Key Fact #2: Performance management must be both top-down and bottom-up.

Thus, no matter how large a company is, a wiser approach to performance management is to ensure a single source of truth that is distributed from the top across all departments and siloes equitably and simultaneously. This would be something that allows all employees to understand the overall performance of their company, not just their individual contributions, through town-hall meetings, online notifications or both.

Leadership is vital in establishing and communicating performance management initiatives. This not only refers to the traditional positive strengths that leaders are traditionally expected to demonstrate, but also that they themselves take responsibility for missed targets, failures and the repair period to follow. Furthermore, leadership should never be a solely top-down undertaking. Some organizations perform better when employees are allowed to take a greater role in goal setting, with management regularly dropping by, not to “inspect,” but to learn, listen and show respect.

Communication is also vital and should be regular and open.
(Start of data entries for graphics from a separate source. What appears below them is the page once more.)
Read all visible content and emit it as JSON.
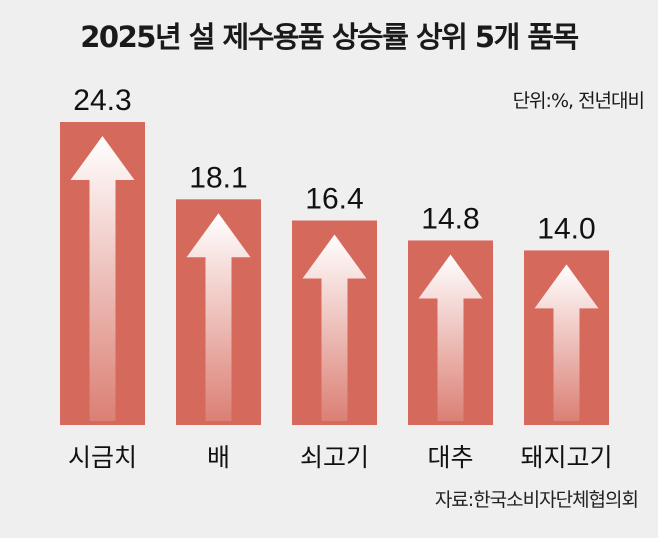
{
  "chart_data": {
    "type": "bar",
    "title": "2025년 설 제수용품 상승률 상위 5개 품목",
    "unit_note": "단위:%, 전년대비",
    "categories": [
      "시금치",
      "배",
      "쇠고기",
      "대추",
      "돼지고기"
    ],
    "values": [
      24.3,
      18.1,
      16.4,
      14.8,
      14.0
    ],
    "value_labels": [
      "24.3",
      "18.1",
      "16.4",
      "14.8",
      "14.0"
    ],
    "ylim": [
      0,
      24.3
    ],
    "grid": false,
    "source": "자료:한국소비자단체협의회",
    "colors": {
      "bar": "#d5695c",
      "arrow": "#ffffff",
      "background": "#efefef"
    }
  }
}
In addition to town halls, time should be assigned to kaizen (continuous improvement) activities, mentorship opportunities, and reinforcement of positive achievements. These activities all require time and should be done regularly and consistently, but it is time well-invested.

Picking Up the Pace

Key Fact #3: Proactivity is the name of the game in successful performance management.

The best companies build performance management strategies that are proactive; that is to say they do not wait for market data or output reports that show what has happened. Change based on past indicators tends to come too late. Change and comprehension of performance must be more of a real-time activity, using data and technology to pull together and prepare information in as close to real time as possible, with interpretation, decision-making and deployment following quickly after.

Standardization of Process

Standardization makes performance management easier by establishing standards for every task and activity, giving people the awareness and skills to adhere to those standards, and ensuring regular proactive monitoring of performance against those standards.

Standardization can be difficult to adjust to, but it forms the basis of measurable performance. When this is paired with constant internal contact, communication and a breakdown of silo-based management sustainable performance improvements become eminently achievable.

Key Impacts

  • Tools like the balanced scorecard ensure that improvement opportunities do not go by the wayside due to tunnel vision or through a lack of established targets and standards.
  • Targets must be sufficiently rigorous to stimulate performance improvements while being attainable.
  • Leadership is critical but communication should permeate the whole organization and should travel in all directions.
  • Change based on past indicators tends to come too late. Change must be a more real-time activity.
  • Standardization forms the basis of measurable performance.